The method returns the inflected form, the postag list and and the lemma of the term candidate as an array (each informationn is the concatenation of the word information).

getIF()

getIF();

The method returns the inflected form of the term candidate.

getLF()

getLF();

The method returns the canonical form (lemma) of the term candidate.

getPOS()

getPOS();

The method returns the list of the part-of-speech tags of the term candidate.

getFrequency()

getFrequency();

The method returns the frequency of the term candidate, i.e. the number of occurrences of the term candidate.

setReliability()

setReliability($reliability);

The method sets the reliability of the term candidate.

getReliability()

getReliability();

The method returns the reliability of the term candidate.

getOriginalPhrase()

getOriginalPhrase();

The method returns the original phrase issued from the corpus.

SEE ALSO

Sophie Aubin and Thierry Hamon. Improving Term Extraction with Terminological Resources.
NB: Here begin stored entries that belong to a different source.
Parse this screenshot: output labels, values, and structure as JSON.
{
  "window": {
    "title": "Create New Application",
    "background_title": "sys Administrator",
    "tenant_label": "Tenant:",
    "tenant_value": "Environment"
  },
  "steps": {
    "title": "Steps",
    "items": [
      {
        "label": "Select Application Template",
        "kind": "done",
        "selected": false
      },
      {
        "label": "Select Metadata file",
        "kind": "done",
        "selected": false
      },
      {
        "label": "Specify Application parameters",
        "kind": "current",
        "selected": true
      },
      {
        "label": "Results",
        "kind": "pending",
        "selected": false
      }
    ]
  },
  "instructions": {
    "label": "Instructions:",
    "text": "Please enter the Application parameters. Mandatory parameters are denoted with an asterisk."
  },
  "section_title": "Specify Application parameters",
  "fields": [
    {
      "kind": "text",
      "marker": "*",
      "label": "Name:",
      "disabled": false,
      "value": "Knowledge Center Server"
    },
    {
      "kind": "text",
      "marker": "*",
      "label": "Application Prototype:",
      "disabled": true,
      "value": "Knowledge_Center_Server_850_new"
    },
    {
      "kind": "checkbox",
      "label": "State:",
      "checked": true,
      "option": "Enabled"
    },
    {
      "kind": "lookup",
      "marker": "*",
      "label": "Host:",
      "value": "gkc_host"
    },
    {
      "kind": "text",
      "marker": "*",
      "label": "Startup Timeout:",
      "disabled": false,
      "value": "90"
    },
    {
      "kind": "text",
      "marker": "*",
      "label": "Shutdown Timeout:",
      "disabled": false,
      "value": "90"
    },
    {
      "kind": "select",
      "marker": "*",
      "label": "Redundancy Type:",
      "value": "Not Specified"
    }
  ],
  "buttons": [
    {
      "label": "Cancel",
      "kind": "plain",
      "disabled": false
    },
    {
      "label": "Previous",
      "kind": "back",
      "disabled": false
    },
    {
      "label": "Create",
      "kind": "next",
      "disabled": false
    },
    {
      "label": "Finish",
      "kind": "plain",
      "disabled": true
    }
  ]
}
In Advances in Natural Language Processing (5th International Conference on NLP, FinTAL 2006). pages 380-387. Tapio Salakoski, Filip Ginter, Sampo Pyysalo, Tapio Pahikkala (Eds). August 2006. LNAI 4139.

AUTHOR

Thierry Hamon <thierry.hamon@univ-paris13.fr> and Sophie Aubin <sophie.aubin@lipn.univ-paris13.fr>

COPYRIGHT AND LICENSE

Copyright (C) 2005 by Thierry Hamon and Sophie Aubin

This library is free software; you can redistribute it and/or modify it under the same terms as Perl itself, either Perl version 5.8.6 or, at your option, any later version of Perl 5 you may have available.